Par Mailis Rey-Bethbeder Publié hier à 14h30, mis à jour hier à 20h00
« Cette crise a montré que si on reconnaissait nos capacités, nous étions capables d’agir. » Pour Antoine Perrin, directeur général de la Fédération des établissements hospitaliers et d’aide à la personne privés (Fehap), un réseaurassemblant 4 700 établissements et services sanitaires, sociaux et médico-sociaux non lucratifs (gérés par des mutuelles, des associations…), la deuxième vague de la crise sanitaire a au moins cette vertu.
Alors qu’au mois de mars beaucoup d’acteurs hospitaliers externes à l’Assistance publique-Hôpitaux de Paris (AP-HP) regrettaient de ne pas être suffisamment sollicités pour répondre à la crise du Covid-19, leur discours semble avoir changé depuis la rentrée.
Président de la Fédération de l’hospitalisation privée (FHP), qui regroupe 1 030 cliniques et hôpitaux privés et soigne 9 millions de patients chaque année, Lamine Gharbi partage le constat de M. Perrin.
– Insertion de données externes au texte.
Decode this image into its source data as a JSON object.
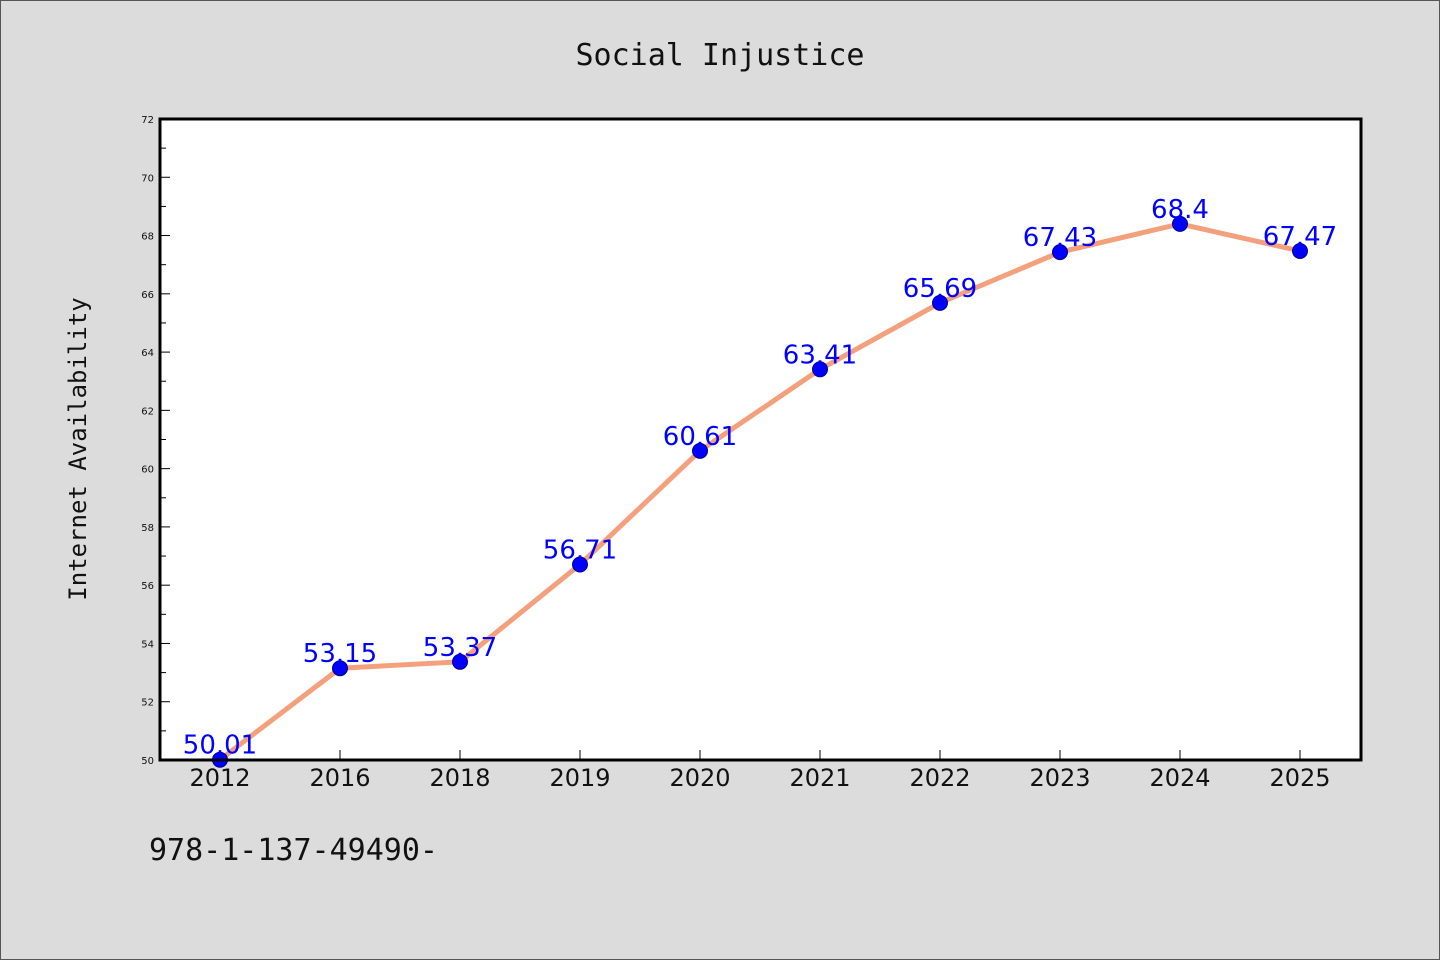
{
  "chart_data": {
    "type": "line",
    "title": "Social Injustice",
    "xlabel": "",
    "ylabel": "Internet Availability",
    "categories": [
      "2012",
      "2016",
      "2018",
      "2019",
      "2020",
      "2021",
      "2022",
      "2023",
      "2024",
      "2025"
    ],
    "series": [
      {
        "values": [
          50.01,
          53.15,
          53.37,
          56.71,
          60.61,
          63.41,
          65.69,
          67.43,
          68.4,
          67.47
        ],
        "labels": [
          "50.01",
          "53.15",
          "53.37",
          "56.71",
          "60.61",
          "63.41",
          "65.69",
          "67.43",
          "68.4",
          "67.47"
        ],
        "line_color": "#f4a07c",
        "marker_color": "#0000ff",
        "label_color": "#0000ff"
      }
    ],
    "ylim": [
      50,
      72
    ],
    "yticks": [
      "50",
      "52",
      "54",
      "56",
      "58",
      "60",
      "62",
      "64",
      "66",
      "68",
      "70",
      "72"
    ],
    "grid": false,
    "legend": "none",
    "plot_background": "#ffffff",
    "figure_background": "#dcdcdc"
  },
  "footer": {
    "code": "978-1-137-49490-"
  }
}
Après des débuts difficiles, la collaboration privé-public a selon lui permis de mieux faire face au virus. « Avant que le public ne prenne conscience qu’il y avait un secteur complémentaire, il y a eu un temps, raconte-t-il. Il a fallu que nous montions au créneau avec force arguments, que nous montrions que nous étions là, que nous pouvions prendre part à la lutte contre cette pandémie. »Lire le décryptage : Coronavirus : pourquoi les établissements de soins privés sont restés en deuxième ligne
« Nous ne sommes plus en mars dernier »
Entre la première et la deuxième vague, les deux hommes estiment que des leçons ont été tirées, des problèmes corrigés. Les masques ne sont plus distribués aux établissements privés par les groupements hospitaliers de territoire, un fonctionnement qui était jugé « inadapté » et « inefficace ». « Nous ne sommes plus en mars dernier, déclare M. Gharbi. Nous avons des stocks de masques, des surblouses, des respirateurs… Nous avons accès au marché mondial, nous sommes redevenus autonomes. »
La chaîne de prise en charge des malades a fini par intégrer les cliniques et les établissements privés non lucratifs dans son circuit
Le service d’aide médicale urgente (SAMU) orientait d’abord les patients vers les hôpitaux publics, mais la chaîne de prise en charge des malades a fini par intégrer les cliniques et les établissements privés non lucratifs dans son circuit. Désormais, « charge aux ARS [agences régionales de santé] d’appliquer les recommandations gouvernementales en directives régionales, adaptées aux besoins et aux particularités locales, explique M. Perrin. Elles ont été contraintes de faire confiance aux acteurs et de leur donner des marges de manœuvre pour s’organiser au mieux dans la réponse » à la propagation de l’épidémie.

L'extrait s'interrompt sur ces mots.